Loving is easy. In my day-to-day exchanges with strangers and people I don’t know well, often I feel a clear, warm feeling coursing through me. My heart swells as I listen to their stories, or simple comments, observations about this or that. Our common humanity sparks my love that pours forth with no effort. It’s simple and I’m gratified.
Relationships on the other hand, even when anchored in deep love, are different. Repositories of so much stuff – of the individuals and the partnership accumulated over time – make a relationship a complex animal, full of moodiness, varying flavours, intense whirling swoops and dark heavy dips. But in this very tactility lies its preciousness.
Romantic relationship is much like performance art that requires the other person. Only in this edgy relational playing field can one let the subtle bubbles of the deep erotic self rise to the surface.
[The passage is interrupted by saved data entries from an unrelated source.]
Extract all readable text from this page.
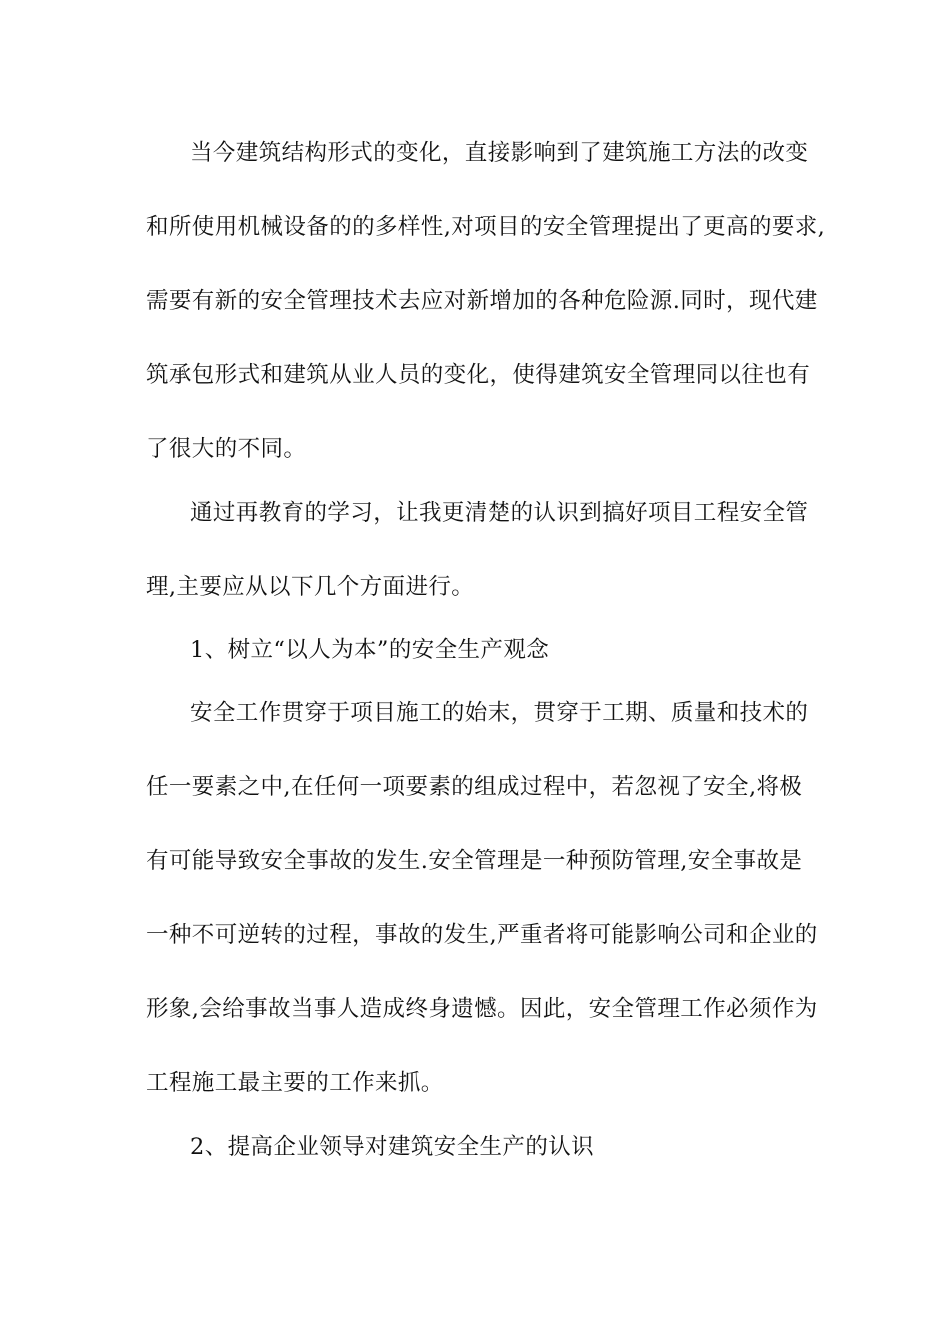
当今建筑结构形式的变化，直接影响到了建筑施工方法的改变
和所使用机械设备的的多样性,对项目的安全管理提出了更高的要求,
需要有新的安全管理技术去应对新增加的各种危险源.同时，现代建
筑承包形式和建筑从业人员的变化，使得建筑安全管理同以往也有
了很大的不同。
通过再教育的学习，让我更清楚的认识到搞好项目工程安全管
理,主要应从以下几个方面进行。
1、树立“以人为本”的安全生产观念
安全工作贯穿于项目施工的始末，贯穿于工期、质量和技术的
任一要素之中,在任何一项要素的组成过程中，若忽视了安全,将极
有可能导致安全事故的发生.安全管理是一种预防管理,安全事故是
一种不可逆转的过程，事故的发生,严重者将可能影响公司和企业的
形象,会给事故当事人造成终身遗憾。因此，安全管理工作必须作为
工程施工最主要的工作来抓。
2、提高企业领导对建筑安全生产的认识
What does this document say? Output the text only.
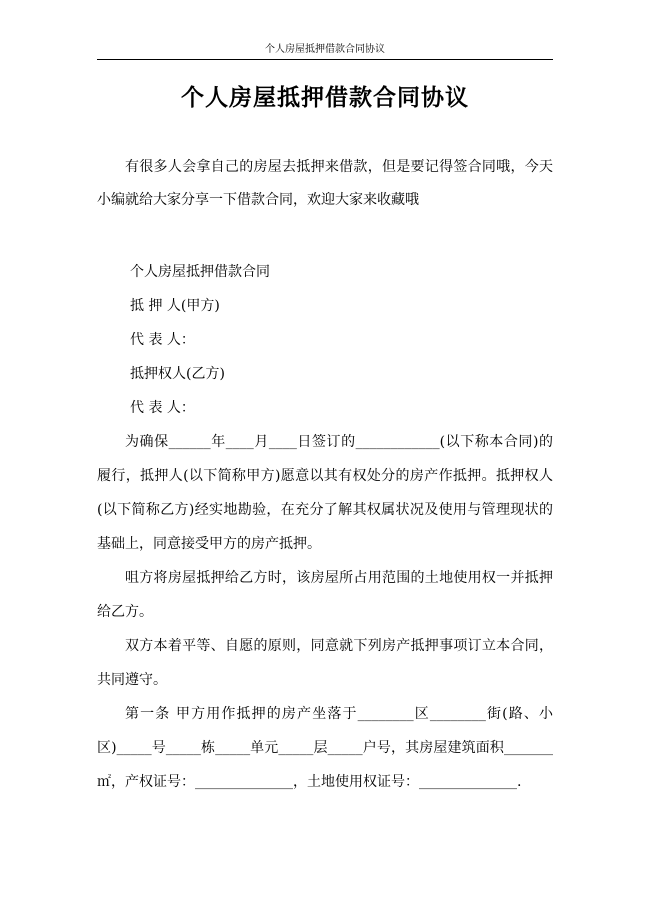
个人房屋抵押借款合同协议
个人房屋抵押借款合同协议
有很多人会拿自己的房屋去抵押来借款，但是要记得签合同哦，今天小编就给大家分享一下借款合同，欢迎大家来收藏哦
个人房屋抵押借款合同
抵 押 人(甲方)
代 表 人：
抵押权人(乙方)
代 表 人：
为确保______年____月____日签订的____________(以下称本合同)的履行，抵押人(以下简称甲方)愿意以其有权处分的房产作抵押。抵押权人(以下简称乙方)经实地勘验，在充分了解其权属状况及使用与管理现状的基础上，同意接受甲方的房产抵押。
咀方将房屋抵押给乙方时，该房屋所占用范围的土地使用权一并抵押给乙方。
双方本着平等、自愿的原则，同意就下列房产抵押事项订立本合同，共同遵守。
第一条 甲方用作抵押的房产坐落于________区________街(路、小区)_____号_____栋_____单元_____层_____户号，其房屋建筑面积_______ ㎡，产权证号：______________，土地使用权证号：______________.
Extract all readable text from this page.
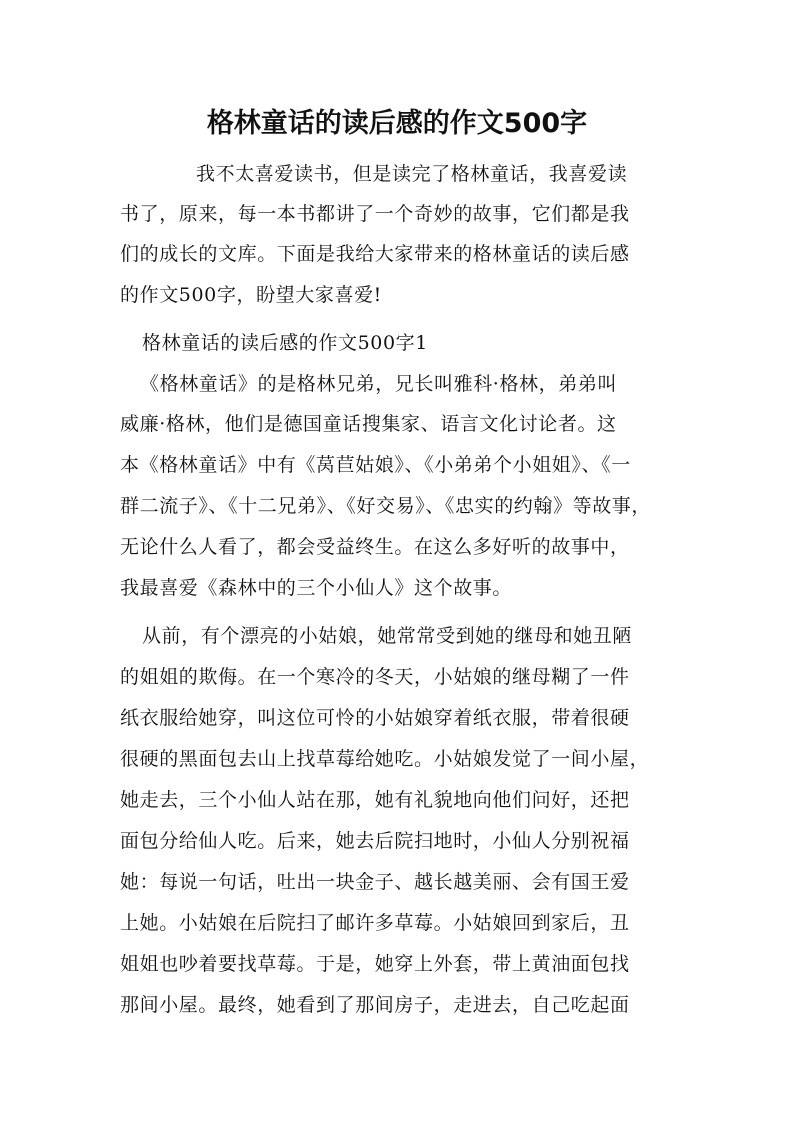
格林童话的读后感的作文500字
我不太喜爱读书，但是读完了格林童话，我喜爱读
书了，原来，每一本书都讲了一个奇妙的故事，它们都是我
们的成长的文库。下面是我给大家带来的格林童话的读后感
的作文500字，盼望大家喜爱!
格林童话的读后感的作文500字1
《格林童话》的是格林兄弟，兄长叫雅科·格林，弟弟叫
威廉·格林，他们是德国童话搜集家、语言文化讨论者。这
本《格林童话》中有《莴苣姑娘》、《小弟弟个小姐姐》、《一
群二流子》、《十二兄弟》、《好交易》、《忠实的约翰》等故事，
无论什么人看了，都会受益终生。在这么多好听的故事中，
我最喜爱《森林中的三个小仙人》这个故事。
从前，有个漂亮的小姑娘，她常常受到她的继母和她丑陋
的姐姐的欺侮。在一个寒冷的冬天，小姑娘的继母糊了一件
纸衣服给她穿，叫这位可怜的小姑娘穿着纸衣服，带着很硬
很硬的黑面包去山上找草莓给她吃。小姑娘发觉了一间小屋，
她走去，三个小仙人站在那，她有礼貌地向他们问好，还把
面包分给仙人吃。后来，她去后院扫地时，小仙人分别祝福
她：每说一句话，吐出一块金子、越长越美丽、会有国王爱
上她。小姑娘在后院扫了邮许多草莓。小姑娘回到家后，丑
姐姐也吵着要找草莓。于是，她穿上外套，带上黄油面包找
那间小屋。最终，她看到了那间房子，走进去，自己吃起面
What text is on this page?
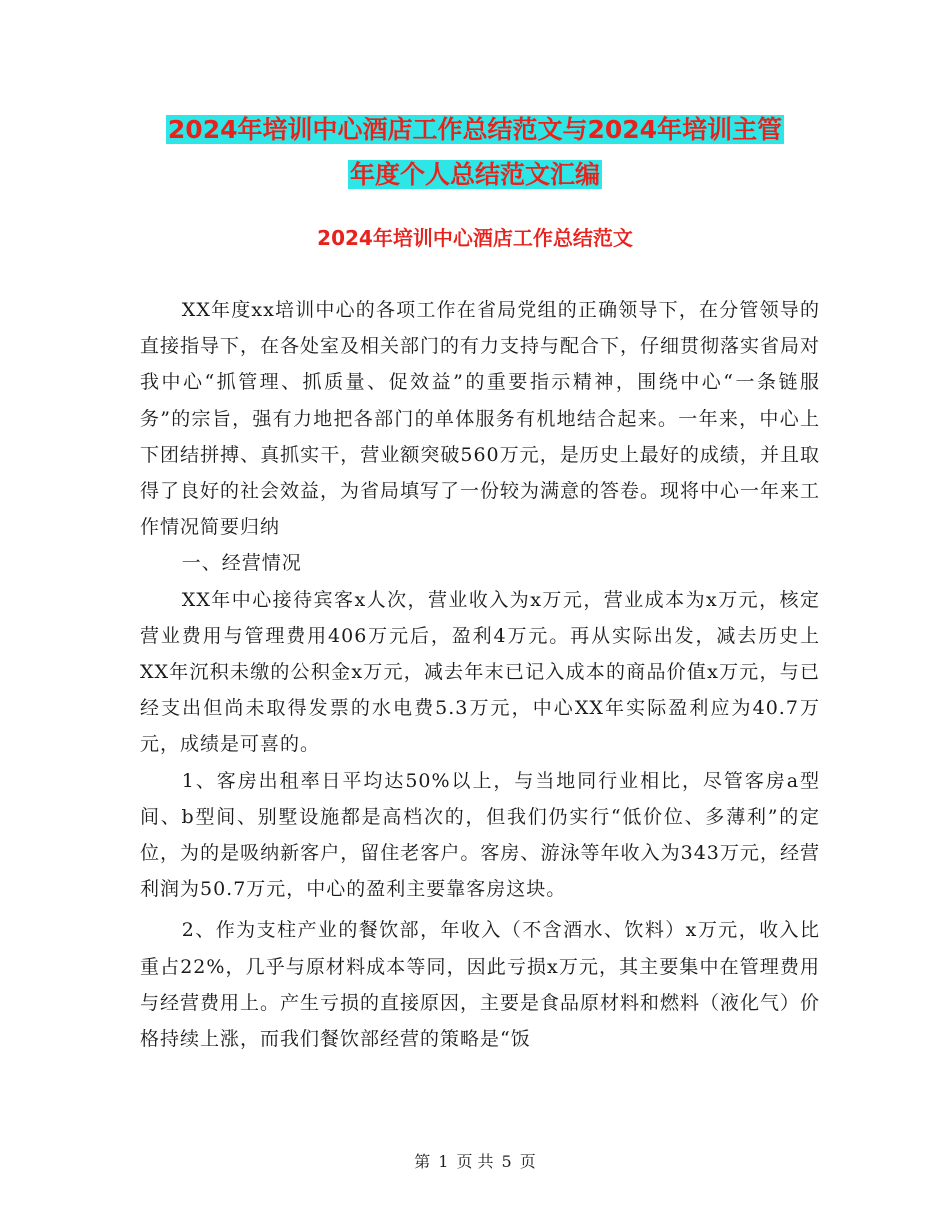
2024年培训中心酒店工作总结范文与2024年培训主管
年度个人总结范文汇编
2024年培训中心酒店工作总结范文

XX年度xx培训中心的各项工作在省局党组的正确领导下，在分管领导的直接指导下，在各处室及相关部门的有力支持与配合下，仔细贯彻落实省局对我中心“抓管理、抓质量、促效益”的重要指示精神，围绕中心“一条链服务”的宗旨，强有力地把各部门的单体服务有机地结合起来。一年来，中心上下团结拼搏、真抓实干，营业额突破560万元，是历史上最好的成绩，并且取得了良好的社会效益，为省局填写了一份较为满意的答卷。现将中心一年来工作情况简要归纳

一、经营情况

XX年中心接待宾客x人次，营业收入为x万元，营业成本为x万元，核定营业费用与管理费用406万元后，盈利4万元。再从实际出发，减去历史上XX年沉积未缴的公积金x万元，减去年末已记入成本的商品价值x万元，与已经支出但尚未取得发票的水电费5.3万元，中心XX年实际盈利应为40.7万元，成绩是可喜的。

1、客房出租率日平均达50%以上，与当地同行业相比，尽管客房a型间、b型间、别墅设施都是高档次的，但我们仍实行“低价位、多薄利”的定位，为的是吸纳新客户，留住老客户。客房、游泳等年收入为343万元，经营利润为50.7万元，中心的盈利主要靠客房这块。

2、作为支柱产业的餐饮部，年收入（不含酒水、饮料）x万元，收入比重占22%，几乎与原材料成本等同，因此亏损x万元，其主要集中在管理费用与经营费用上。产生亏损的直接原因，主要是食品原材料和燃料（液化气）价格持续上涨，而我们餐饮部经营的策略是“饭

第 1 页 共 5 页
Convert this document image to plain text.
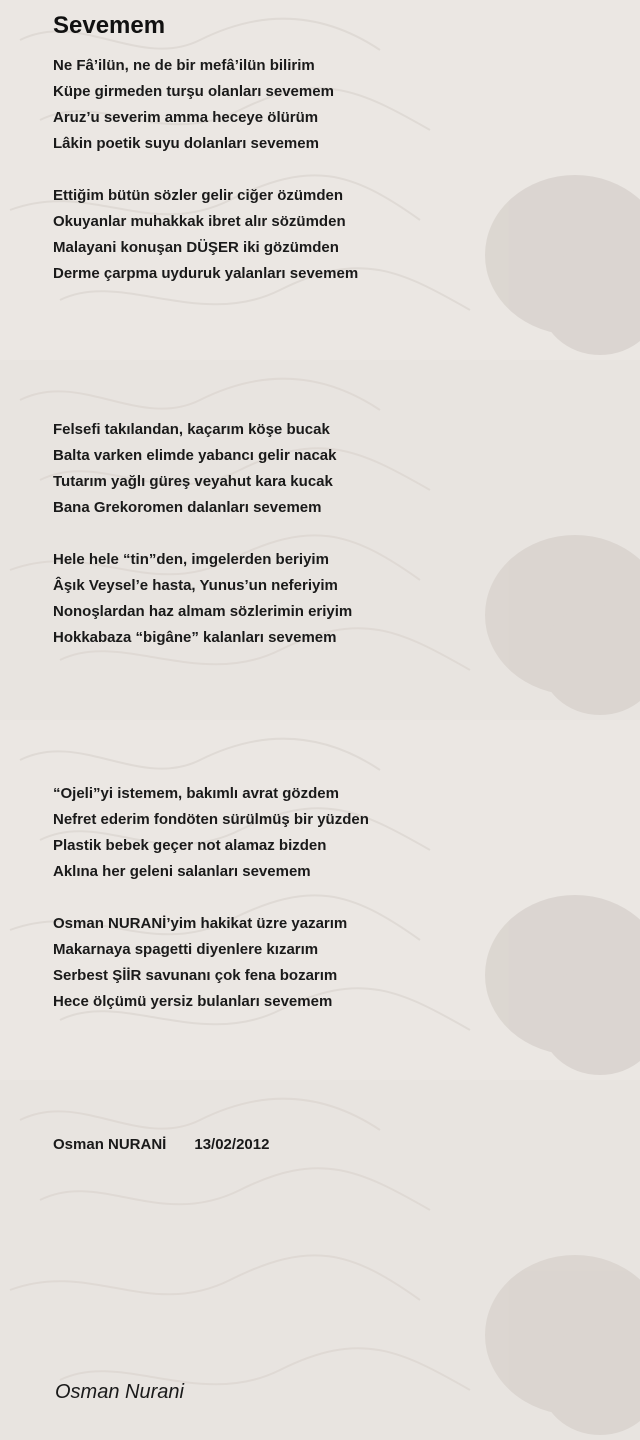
Sevemem
Ne Fâ’ilün, ne de bir mefâ’ilün bilirim
Küpe girmeden turşu olanları sevemem
Aruz’u severim amma heceye ölürüm
Lâkin poetik suyu dolanları sevemem
Ettiğim bütün sözler gelir ciğer özümden
Okuyanlar muhakkak ibret alır sözümden
Malayani konuşan DÜŞER iki gözümden
Derme çarpma uyduruk yalanları sevemem
Felsefi takılandan, kaçarım köşe bucak
Balta varken elimde yabancı gelir nacak
Tutarım yağlı güreş veyahut kara kucak
Bana Grekoromen dalanları sevemem
Hele hele “tin”den, imgelerden beriyim
Âşık Veysel’e hasta, Yunus’un neferiyim
Nonoşlardan haz almam sözlerimin eriyim
Hokkabaza “bigâne” kalanları sevemem
“Ojeli”yi istemem, bakımlı avrat gözdem
Nefret ederim fondöten sürülmüş bir yüzden
Plastik bebek geçer not alamaz bizden
Aklına her geleni salanları sevemem
Osman NURANİ’yim hakikat üzre yazarım
Makarnaya spagetti diyenlere kızarım
Serbest ŞİİR savunanı çok fena bozarım
Hece ölçümü yersiz bulanları sevemem
Osman NURANİ 13/02/2012
Osman Nurani
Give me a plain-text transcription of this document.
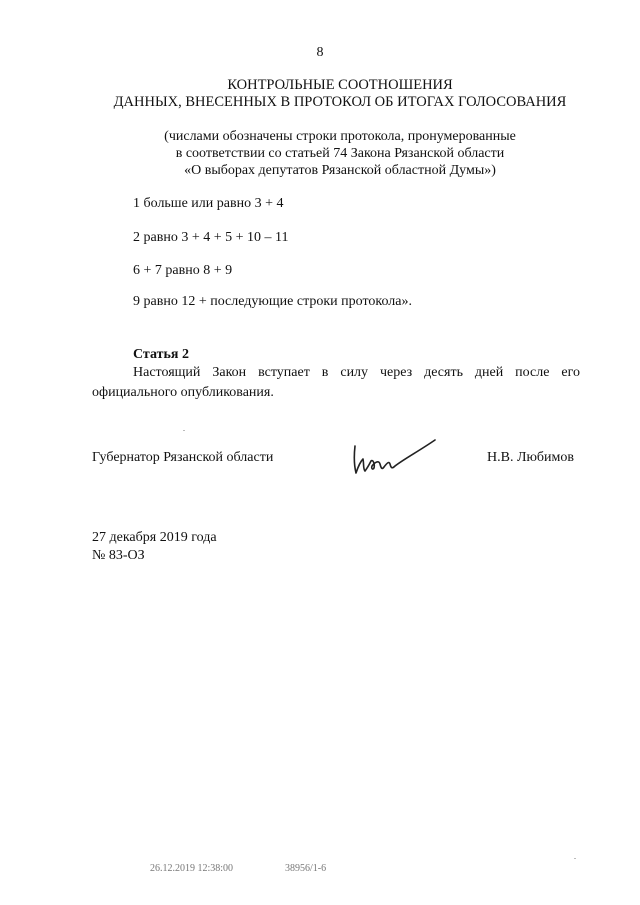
8
КОНТРОЛЬНЫЕ СООТНОШЕНИЯ
ДАННЫХ, ВНЕСЕННЫХ В ПРОТОКОЛ ОБ ИТОГАХ ГОЛОСОВАНИЯ
(числами обозначены строки протокола, пронумерованные
в соответствии со статьей 74 Закона Рязанской области
«О выборах депутатов Рязанской областной Думы»)
1 больше или равно 3 + 4
2 равно 3 + 4 + 5 + 10 – 11
6 + 7 равно 8 + 9
9 равно 12 + последующие строки протокола».
Статья 2
Настоящий Закон вступает в силу через десять дней после его официального опубликования.
Губернатор Рязанской области	Н.В. Любимов
27 декабря 2019 года
№ 83-ОЗ
26.12.2019 12:38:00	38956/1-6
Egon Schiele had an uncanny way of penetrating this space. His art provokes, asks directly: Do you experience expansiveness in your relationship, enough to express the diverse aspects of your and your partner’s selves, even those less acceptable, not conventionally pretty parts that are still urgently real? Is there space to perform your hidden under the skin desires?
Whilst we crave the anchoring sense of loving “home” with a romantic partner, our internal antennae are in spontaneous revolt at the first hint of stifling constraint. In revolt, when we find ourselves having to suppress our individual desires.